Role of the Overseas collaborating Centre
- Development and implementation of the evidence-based clinical protocols for the diagnosis and management of broad range of inherited cardiovascular conditions (ICC) in line with the international protocols.
- Adopting and promoting the diagnostic genomic testing for single gene (Mendelian), oligogenic or multigenic, or mitochondrial inherited cardiovascular diseases including complex disorders with particular reference to congenital heart defects.
- Development of the regional/ national classified clinical genomic database for ICC in line with international gene/genome nomenclature and the human phenotype ontology.
- Development and implementation of the local/ regional/ national approved (legal and ethical) guidelines for providing access and/or sharing the epidemiological, clinical and genomic data with the central and other collaborating CVGM centers.
- Aim for developing the Centre of Excellence for CVGM research and academic training.
- Development and funding for conducting applied and translational CVGM research on regional and/or national basis.
- Identification and development of the ‘clinical trials’ ready cohorts for new drug or devices development and licensing.
- Design, project development and conducting the multi-center clinical trials (Phase II or III) in collaboration with the Central and oth er country nodal collaborating centers.
- Participation and active engagement in the clinical research and academic training with the main emphasis at Masters (MSc) or Doctoral level (PhD/MD).
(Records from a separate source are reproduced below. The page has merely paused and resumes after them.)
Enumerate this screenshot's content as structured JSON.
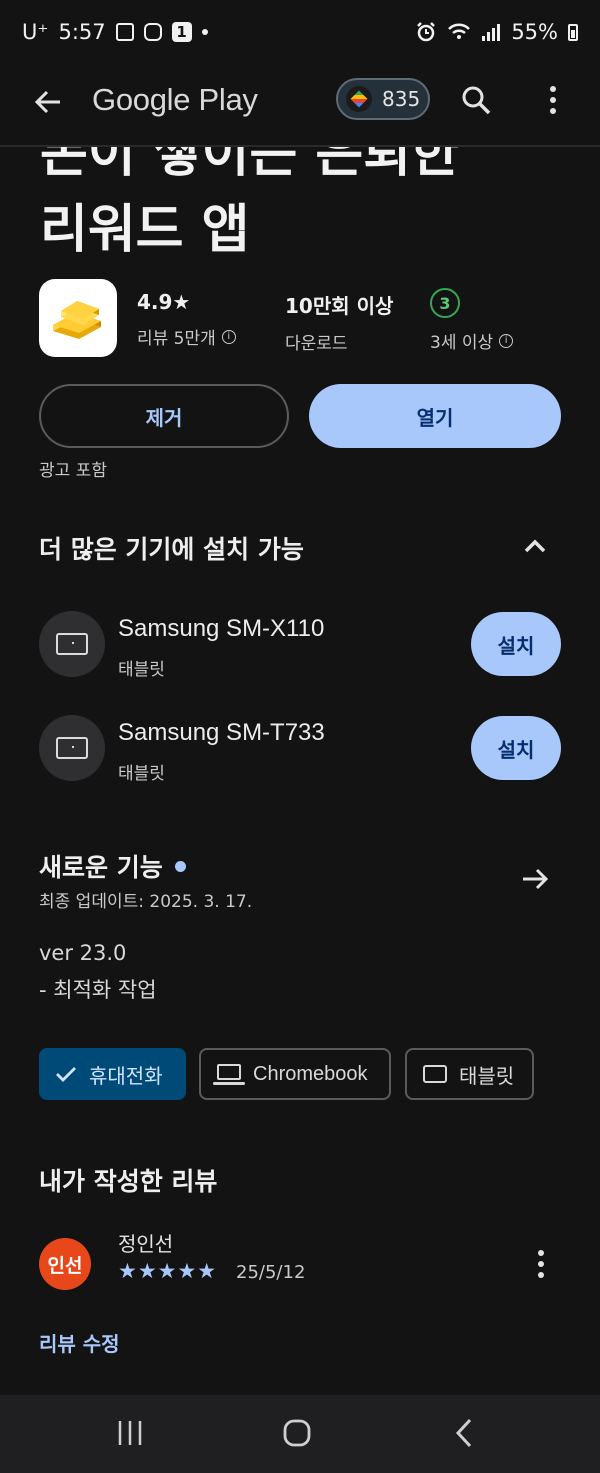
{
  "status_bar": {
    "carrier": "U⁺",
    "time": "5:57",
    "notif_count": "1",
    "battery": "55%"
  },
  "app_bar": {
    "brand": "Google Play",
    "points": "835"
  },
  "app": {
    "title_line1": "돈이 쌓이는 은퇴한",
    "title_line2": "리워드 앱",
    "rating": "4.9★",
    "reviews_label": "리뷰 5만개",
    "downloads": "10만회 이상",
    "downloads_label": "다운로드",
    "age_badge": "3",
    "age_label": "3세 이상",
    "remove_label": "제거",
    "open_label": "열기",
    "ads_note": "광고 포함"
  },
  "devices": {
    "title": "더 많은 기기에 설치 가능",
    "items": [
      {
        "name": "Samsung SM-X110",
        "type": "태블릿",
        "button": "설치"
      },
      {
        "name": "Samsung SM-T733",
        "type": "태블릿",
        "button": "설치"
      }
    ]
  },
  "whats_new": {
    "title": "새로운 기능",
    "updated": "최종 업데이트: 2025. 3. 17.",
    "version": "ver 23.0",
    "note": "- 최적화 작업"
  },
  "chips": {
    "phone": "휴대전화",
    "chromebook": "Chromebook",
    "tablet": "태블릿"
  },
  "my_review": {
    "title": "내가 작성한 리뷰",
    "avatar_text": "인선",
    "name": "정인선",
    "stars": "★★★★★",
    "star_rating": 5,
    "date": "25/5/12",
    "edit_label": "리뷰 수정"
  }
}
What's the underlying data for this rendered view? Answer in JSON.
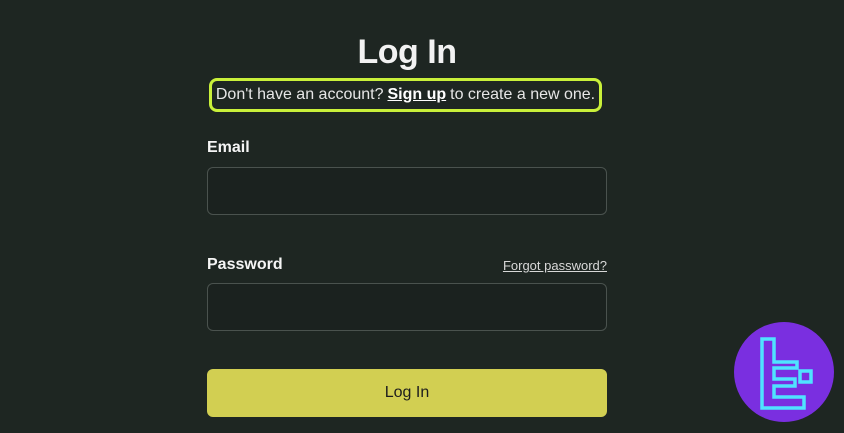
{
  "page": {
    "title": "Log In"
  },
  "signup_hint": {
    "prefix": "Don't have an account?",
    "link": "Sign up",
    "suffix": "to create a new one."
  },
  "form": {
    "email_label": "Email",
    "email_value": "",
    "password_label": "Password",
    "password_value": "",
    "forgot_link": "Forgot password?",
    "submit_label": "Log In"
  },
  "colors": {
    "background": "#1e2622",
    "highlight_border": "#c9f03a",
    "button": "#d2cf52",
    "logo_background": "#7a2fe0",
    "logo_mark": "#4fe3ff"
  },
  "icons": {
    "brand_logo": "brand-logo-icon"
  }
}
- Active participation with the post-doctoral and senior clinical scientist training programs
Summary
Significantly higher global incidence and prevalence of genetic, inherited and familial cardiovascular conditions (IFCC) pose a huge challenge and implications for developing clinical and preventive cardiovascular healthcare. The huge burden of these conditions and extremely limited resources together with comparatively lower standard of the healthcare infrastructure in most developing and under developed nations remain a massive challenge. It becomes more complicated when faced with priorities set for nutritional and infectious diseases in the developing world. The Global Familial Heart Challenge (GFHC) aims to support and assist in developing targeted medical and healthcare facilities for wide ranging heterogenous IFCC. The advances in genomics and related omics disciplines have enabled precision and personalized medical care including the prevention. The new emerging field of cardiovascular genomic medicine is included in most tertiary cardiology services. There is global need for the network of dedicated CVGM collaborating centers coordinated by an international base and centrally managed public accessible clinical and genomic database. It is achievable with proper planning and investments for establishing the core genomic medicine infrastructure shared by leading specialist healthcare services. The global drive for genomic medicine and healthcare is the main focus of leading global genomic initiatives and alliances [14].
Acknowledgements and disclaimer
This article is based on number of resources and discussions between the author and several internationally experts in cardiology, clinical genomics, genomic medicine and public health. The author gratefully acknowledges help and guidance from Professor Perry Elliott, Lead consultant cardiologist of the Inherited Cardiac Disease Unit of the Bart’s Hospital, London and the Director of the UCL Centre for Cardiovascular Research, University College, London, UK. Professor Sir Mark Caulfield, Director of the William Harvey Research Institute, Queen Mary University of London and the Chief Scientist of the Genomics England Ltd. offered support and guidance on the conceptual development of the International Centre for Cardiovascular Genomic Medicine.